PH: Using data from the U.S. Renal Data System, a group of nephrologists examined 4,435 hemodialysis patients that underwent parathyroidectomy (PTX) during 2007-2009. Their aim was to evaluate outcomes post-PTX from a nationwide sample.
These patients were followed for up to a year after PTX for clinical events, with censoring at death, loss of Medicare coverage, transplant, change in dialysis modality or one-year follow up. Of the 4,435 patients who underwent PTX, 23.8% were rehospitalized and 8.3% were admitted to an ICU within 30 days of PTX discharge, 2% died before discharge or within 30 days after discharge. Comparing the year before with the year after PTX, there were more outpatient visits for hypocalcemia, emergency room/observation visits for hypocalcemia and hospital admissions with hypocalcemia. After PTX, total hospitalizations, hospital days and intensive care admissions increased significantly, as did various cardiovascular complications, including acute myocardial infarction and dysrhythmia. Fracture rate change was not statistically significant.
PTX is associated with significant morbidity in the 30 days and in the one year following the procedure.
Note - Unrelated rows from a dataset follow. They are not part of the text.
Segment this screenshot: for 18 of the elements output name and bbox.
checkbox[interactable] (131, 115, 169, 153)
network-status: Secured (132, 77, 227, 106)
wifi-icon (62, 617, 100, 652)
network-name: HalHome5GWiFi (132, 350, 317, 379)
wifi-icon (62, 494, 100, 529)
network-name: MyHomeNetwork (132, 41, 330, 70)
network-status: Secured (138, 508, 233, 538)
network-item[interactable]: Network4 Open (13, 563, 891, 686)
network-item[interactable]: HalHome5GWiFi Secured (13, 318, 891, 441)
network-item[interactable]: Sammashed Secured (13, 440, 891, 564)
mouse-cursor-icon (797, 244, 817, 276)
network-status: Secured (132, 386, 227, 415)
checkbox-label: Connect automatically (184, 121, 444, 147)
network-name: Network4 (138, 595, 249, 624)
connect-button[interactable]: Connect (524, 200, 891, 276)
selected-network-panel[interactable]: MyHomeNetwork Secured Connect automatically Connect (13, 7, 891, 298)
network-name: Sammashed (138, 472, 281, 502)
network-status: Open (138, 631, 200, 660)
Definitions of clinical indications for this procedure should be improved to balance potential benefit and risk.
During the four years I spent in North Carolina working in dialysis clinics, I experienced only one patient with a remarkable PTX outcome. She had a PTH >5000 and was admitted for the PTX during which they removed one parathyroid gland. Needless to say, her PTX level did not normalize. Instead it was in the 2000 range. She was reluctantly convinced to have another PTX one year later. She did and they removed one more parathyroid gland – she died several months later.
The PCP’s involvement in preventing kidney failure
PH: This group launched a survey among primary care physicians about how they care for patients with kidney disease. Of 12,034 PCPs targeted, 848 opened the study email and 165 responded. Most respondents spent ≥ 50% of their time in clinical care. They were generally in private practice. Results showed:
- Most PCPs (96%) felt eGFRs were helpful.
- Approximately 75% and 91% of PCPs reported testing for albuminuria in non-diabetic hypertensive patients with an eGFR > 60 and < 60, respectively
- Interestingly, PCPs expressed high levels of agreement with the definition of CKD; 30% were concerned with over-diagnosis in older adults with an eGFR in the stage 3a range. (As we know, a decrease in renal function is a normal part of aging.)
- Most PCPs felt that ACEi/ARBs improved outcomes in CKD, though agreement was lower with severe vs. moderate albuminuria.
- Many PCPs (51%) reported being unfamiliar with CKD guidelines, but were receptive to systematic interventions to improve their CKD care. They generally agreed with clinical practice guidelines regarding CKD definition and albuminuria testing.
Clearly, PCPs have the greatest opportunity to assist in decreasing the CKD population’s progression to Stage 5 CKD. How we can reach them with the available CKD guidelines remains the question.